Examples of the present invention are shown below together with comparative examples. As the samples, Sn—Pb solder paste (tin 5%, lead 95%, melting point 325 ° C.) was used. Similar results are obtained for Sn-Ag-Au solder paste, Sn-Au solder paste, and Sn-Zn solder paste.

[Example 1]
Sn-Pb solder pastes (No. A-1 to No. A-3) were heated in glycerin after adding tin as a metal component to lower the melting point (glycerin temperature of about 290 ° C.). The added tin melted and contacted the paste, and the paste gradually melted from this contact portion and the flux was eluted, resulting in a solid state in a metallic state. Heating was continued, and after the solid content became an amalgam, the heating was stopped and the metal content was taken out by cooling. The flux content was determined based on the above formula [I]. The results are shown in Table 1. As shown in Table 1, with regard to the tin-lead solder paste of the same component, the flux contents of Samples No. A-1 to No. A-3 are all very close values, showing highly reliable results. Yes.

[Comparative example]
For Sn-Pb solder paste (No.B-1 to No.B-3), according to the official method (JIS-Z3197), the sample is heated to near the boiling point of glycerin without adding tin, and the flux content is measured. did. The results are shown in Table 2. As shown in Table 2, since the flux elution is incomplete, the paste is not metalized, and therefore the measured values of the flux amount of each sample are greatly different.

[Example 2]
For the Sn-Pb solder paste (No. C-1 to No. C-3), the sample was heated and melted in glycerin in the same manner as in Example 1 except that the amount of tin added was adjusted as shown in Table 2. The paste was metalized and the amount of flux was measured. The results are shown in Table 3. As shown in Table 3, the paste is metalized (alloyed) in proportion to the amount of tin added, and the time until heating is continued to become an amalgam is short, and the melting point of the paste also decreases.

Example 3
When the Sn-Pb solder paste was heated in stearic acid, the paste melted near the melting point of lead (about 327 ° C). After the paste was metalized, the paste was cooled and the metal content was taken out, and the flux content was determined based on the formula [II]. The error of the flux amount obtained for the three samples was 0.05 or less as a standard deviation, and a highly reliable result was obtained.

Claims (5)

Solder paste is a metal component that lowers the melting point by forming an alloy with the solder metal of the solder paste in a method in which the flux is eluted by heating and melting the solder paste in an organic solvent and the flux content is measured based on the amount of separated metal.

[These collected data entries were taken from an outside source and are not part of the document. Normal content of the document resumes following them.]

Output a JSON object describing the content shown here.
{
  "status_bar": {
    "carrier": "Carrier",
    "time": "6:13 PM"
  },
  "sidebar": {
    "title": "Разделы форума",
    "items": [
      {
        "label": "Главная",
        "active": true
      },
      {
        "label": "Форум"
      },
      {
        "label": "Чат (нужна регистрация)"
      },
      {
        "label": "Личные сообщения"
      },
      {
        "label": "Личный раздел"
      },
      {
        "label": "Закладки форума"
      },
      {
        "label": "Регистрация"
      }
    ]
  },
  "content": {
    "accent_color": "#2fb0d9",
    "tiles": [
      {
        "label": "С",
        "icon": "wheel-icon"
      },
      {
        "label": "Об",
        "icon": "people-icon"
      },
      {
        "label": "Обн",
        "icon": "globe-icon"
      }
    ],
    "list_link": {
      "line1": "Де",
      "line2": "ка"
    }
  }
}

A method for analyzing the flux content of a high melting point solder paste, which is added to the paste and melted by heating.
2. The analysis method according to claim 1, wherein the metal component forming the alloy is a low melting point metal that does not react with an organic solvent and does not volatilize when the solder paste is heated and melted.
3. The analysis method according to claim 1 or 2, wherein one or more of bismuth, indium and tin are used as the metal component forming the alloy.
In a method in which the solder paste is heated and melted in an organic solvent to elute the flux and the flack content is measured based on the amount of separated metal, the solder paste is used using an organic solvent having a boiling point higher than the melting point of the solder paste. A method for analyzing the flux content of a high-melting-point solder paste, characterized by heating and melting.
5. The analysis method for flux content according to claim 1, wherein stearic acid or palmitic acid is used as the organic solvent.